Today, the sun smiled down upon me and gave me one more reason to hold onto my happy tomato thoughts...I decided to walk out back before getting started with the day's activities. Visiting the tomatoes barefoot and in my pajamas has given way to a bathrobe and tennis shoes but it still warms my heart just the same.
I can always count on Sungold Cherry to give me sweet as candy treats. Jenny still provides smaller orange pearls of fruit. Neves Azorean Red doesn't seem to care that it's November and there are six very large tomatoes trying to ripen before the evening temperatures drop too low, or the squirrels make a meal out of them first. Jetsetter continues to produce beautiful red tomatoes that look more like apples than tomatoes. And just when I was heading back to the house I discovered a beautiful Kellogg's Breakfast tomato staring at me. Ignoring the fact that a squirrel enjoyed a bite before I could get to it I happily cut it off the plant and brought it inside!

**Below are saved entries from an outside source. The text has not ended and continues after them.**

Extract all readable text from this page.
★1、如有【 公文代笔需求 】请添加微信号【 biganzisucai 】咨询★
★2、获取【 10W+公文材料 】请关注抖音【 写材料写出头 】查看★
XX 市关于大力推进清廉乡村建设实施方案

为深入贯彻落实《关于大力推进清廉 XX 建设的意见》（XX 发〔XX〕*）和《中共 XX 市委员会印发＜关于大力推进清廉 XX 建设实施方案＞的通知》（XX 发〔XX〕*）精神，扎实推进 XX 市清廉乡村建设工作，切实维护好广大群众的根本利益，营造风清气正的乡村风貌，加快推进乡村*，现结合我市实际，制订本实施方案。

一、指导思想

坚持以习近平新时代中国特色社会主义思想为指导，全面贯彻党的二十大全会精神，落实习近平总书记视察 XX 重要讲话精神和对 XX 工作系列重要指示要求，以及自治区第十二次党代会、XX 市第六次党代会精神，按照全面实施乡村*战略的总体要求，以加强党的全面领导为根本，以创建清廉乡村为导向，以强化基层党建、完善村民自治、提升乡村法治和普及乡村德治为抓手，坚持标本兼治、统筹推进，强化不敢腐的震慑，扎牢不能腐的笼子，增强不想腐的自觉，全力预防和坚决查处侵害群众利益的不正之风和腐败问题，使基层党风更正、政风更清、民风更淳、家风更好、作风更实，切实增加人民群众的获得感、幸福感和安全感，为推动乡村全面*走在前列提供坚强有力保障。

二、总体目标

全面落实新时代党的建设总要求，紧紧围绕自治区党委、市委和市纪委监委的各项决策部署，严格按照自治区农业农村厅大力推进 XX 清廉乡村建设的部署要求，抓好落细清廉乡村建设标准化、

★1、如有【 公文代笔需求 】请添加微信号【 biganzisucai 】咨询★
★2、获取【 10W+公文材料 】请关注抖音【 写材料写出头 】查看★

It may have been seven o'clock in the morning but I just had to make this gorgeous surprise my breakfast. It did not disappoint! Even after removing the side that the squirrel ate I had a rather large tomato to enjoy. The outer edges were a bit crunchy, which I didn't really mind. It was somewhat crisp, like an apple, but I prefer crisp and firm to soft or mealy. The center of this tomato was meaty and just firm enough but not hard. It was juicy and flavorful and so incredibly delicious. It was a happy beginning to my day.
Several friends came by today and each had to come into the kitchen to taste a bite of my November surprise. Sitting here now, I see that there are still two bites left...I guess I know what I'll be having as a bedtime snack!